How do B2B customers judge value?
INSIGHT - HELEN BLAKE
Our last blog, 'Getting the balance right between rational and emotional value', sparked some really interesting conversations with clients.
The consistent theme? B2B customers judge the value they receive from providers primarily by the outcomes they actually realise.
But here's the thing — as customers, we don't experience value as outcomes alone. We experience it as outcomes minus the effort, risk, and friction it took to get there.
Put simply:
Perceived Value = Business Outcomes − (Cost + Time + Effort + Risk)
Providers tend to think: "We delivered the product" or "We gave the customer access to the platform." Meanwhile, the customer is thinking: "Yes, but how hard did we have to work to get any value from it?"
At Futurecurve, we call this the Value Gap. It is especially pronounced when customers are expected to self-serve throughout the engagement process.
Why self-service changes the value equation
Self-service isn't inherently a bad thing — plenty of us prefer it for the speed, control, and efficiency it offers. But it starts to erode perceived value when it shifts too much of the burden onto the customer.
Think about situations like:
Troubleshooting problems without adequate support
Having to figure out the workflow yourselves
Manually stitching together internal alignment
Carrying the implementation load
Spending more time learning the provider's system than solving your own business problem
There's nothing more frustrating that feeling like unpaid labour — and wondering whether you should be sending them an invoice.
A provider can have a genuinely strong product and still score poorly if the customer walks away thinking:
"It works, but adoption was a nightmare."
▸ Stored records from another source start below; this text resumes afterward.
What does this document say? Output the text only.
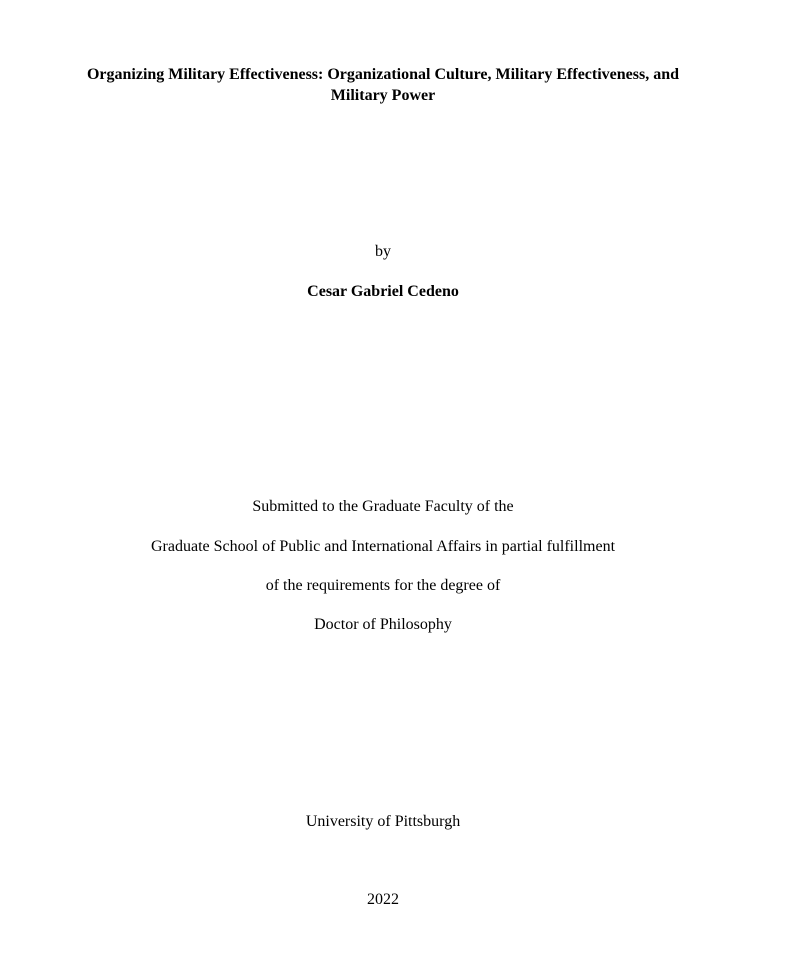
Organizing Military Effectiveness: Organizational Culture, Military Effectiveness, and
Military Power
by
Cesar Gabriel Cedeno
Submitted to the Graduate Faculty of the
Graduate School of Public and International Affairs in partial fulfillment
of the requirements for the degree of
Doctor of Philosophy
University of Pittsburgh
2022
"The ROI is there, but only because our team worked around the vendor."
"We bought expertise and got a tool."
"We were promised outcomes and left to assemble them ourselves."
"We wanted a packaged solution and got a bespoke build instead."
Product value versus outcome value
This is a tension we see regularly when working with clients on their customer value propositions. Sales and operational teams tend to define value in terms of what they deliver. Customers, on the other hand, define value by what actually changed for them.
See the comparison:
Closing the Value Gap really matters.
A product or service is only as valuable as the outcome it helps the customer achieve. If getting to that outcome requires significant customer effort, the perceived value gets mentally discounted.
We've all been there: how many times have you abandoned a purchase because it was taking too long or felt unnecessarily complicated?
The questions buyers are really asking
When assessing value, most B2B buyers are working through some version of these questions and serves as a useful checklist to help us close the value gap:
Commercial value Was the spend justified by the results?
Operational value Did this save time, reduce complexity, or improve how we work?
Strategic value Did this help us hit an important business objective?
Relationship value Does this provider help us think, adapt, and solve problems?
Effort required How much work did our team have to put in to see the benefit?
Risk reduction Did this reduce uncertainty, compliance exposure, or delivery risk?